Die letzten drei Lehren der Großväter

Aufrichtig Leben

Aufrichtig leben: Ehrlichkeit, Demut und Wahrheit

Die ersten vier Lehren der Seven Grandfather Teachings, Weisheit, Liebe, Respekt und Mut, richten sich nach außen. Sie betreffen unser Handeln, unsere Beziehungen, unsere Haltung gegenüber der Welt. In diesem letzten Teil der Reihe gehen wir nun einen Schritt weiter: nach innen.

Die drei verbleibenden Werte, Ehrlichkeit, Demut und Wahrheit, sind nicht lauter, aber leiser. Nicht leichter, aber ehrlicher. Sie fordern uns auf, uns selbst zu begegnen. Ohne Ausflüchte. Ohne Rollen. Sie stellen uns eine einfache, aber tiefgreifende Frage:

Lebe ich im Einklang mit mir selbst?

Es ist eine Frage, die weh tun kann. Die einen länger beschäftigen und vielleicht unruhig werden lässt. Und es gibt darauf keine schnellen Antworten, aber das ist gut so. Denn ich glaube: Gerade das Auseinandersetzen mit dieser Frage ist der erste Schritt zu einem Leben, in dem man mit sich im Reinen ist. Oder beginnt es zu sein.

In meinem aktuellen Romanprojekt Herbstweiden in Arrowwood (erscheint im September 2025) stehen meine beiden Hauptfiguren, Kateri und Clayton, genau an diesem Punkt. Sie kommen aus sehr unterschiedlichen Welten, finden sich beide an einer Weggabelung ihres Lebens und müssen sich entscheiden, welche Richtung sie einschlagen wollen.

Vielleicht findest auch du in diesen drei Teachings eine Einladung. Nicht zum Perfekt-Sein, sondern zum Wahrhaftig-Sein.

Aufrichtig Leben

Ehrlichkeit – Gwayakwaadiziwin

Ehrlichkeit, das klingt zunächst einfach: die Wahrheit sagen, keine Lügen erzählen. Doch Gwayakwaadiziwin meint mehr als das. In der Welt der Anishinaabe ist Ehrlichkeit kein Verhalten, sondern eine Haltung. Es geht nicht nur darum, was du sagst, sondern darum, wer du bist, wenn niemand hinschaut.

Ehrlich zu sein heißt, in Übereinstimmung mit deinem inneren Wissen zu leben. Nicht eine Rolle zu spielen, sondern das zu verkörpern, was in dir wahr ist auch wenn es unbequem ist. Auch wenn es dich verletzlich macht.

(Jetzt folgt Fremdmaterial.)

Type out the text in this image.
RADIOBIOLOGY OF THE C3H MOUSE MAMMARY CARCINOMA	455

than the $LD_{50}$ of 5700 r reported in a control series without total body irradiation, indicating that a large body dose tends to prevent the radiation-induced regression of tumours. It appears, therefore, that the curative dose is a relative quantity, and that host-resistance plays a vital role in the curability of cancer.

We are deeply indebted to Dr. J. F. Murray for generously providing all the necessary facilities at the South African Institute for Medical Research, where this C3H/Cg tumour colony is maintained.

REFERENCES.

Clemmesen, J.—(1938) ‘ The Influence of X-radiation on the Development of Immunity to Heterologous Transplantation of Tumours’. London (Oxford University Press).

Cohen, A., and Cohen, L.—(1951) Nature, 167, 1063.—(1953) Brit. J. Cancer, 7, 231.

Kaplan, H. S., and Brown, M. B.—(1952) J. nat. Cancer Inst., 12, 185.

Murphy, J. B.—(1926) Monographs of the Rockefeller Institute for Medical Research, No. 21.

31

Das Tier, das in manchen Überlieferungen für diese Lehre steht, ist der Rabe. In anderen Traditionen ist es der geheimnisvolle Sasquatch, ein Wesen, das nicht gesehen werden muss, um wahr zu sein. Beide Symbole tragen in sich etwas Wildes, Unabhängiges und eine tiefe Klarheit. Sie erinnern uns: Ehrlichkeit ist keine Angepasstheit, sondern Klarheit im Inneren.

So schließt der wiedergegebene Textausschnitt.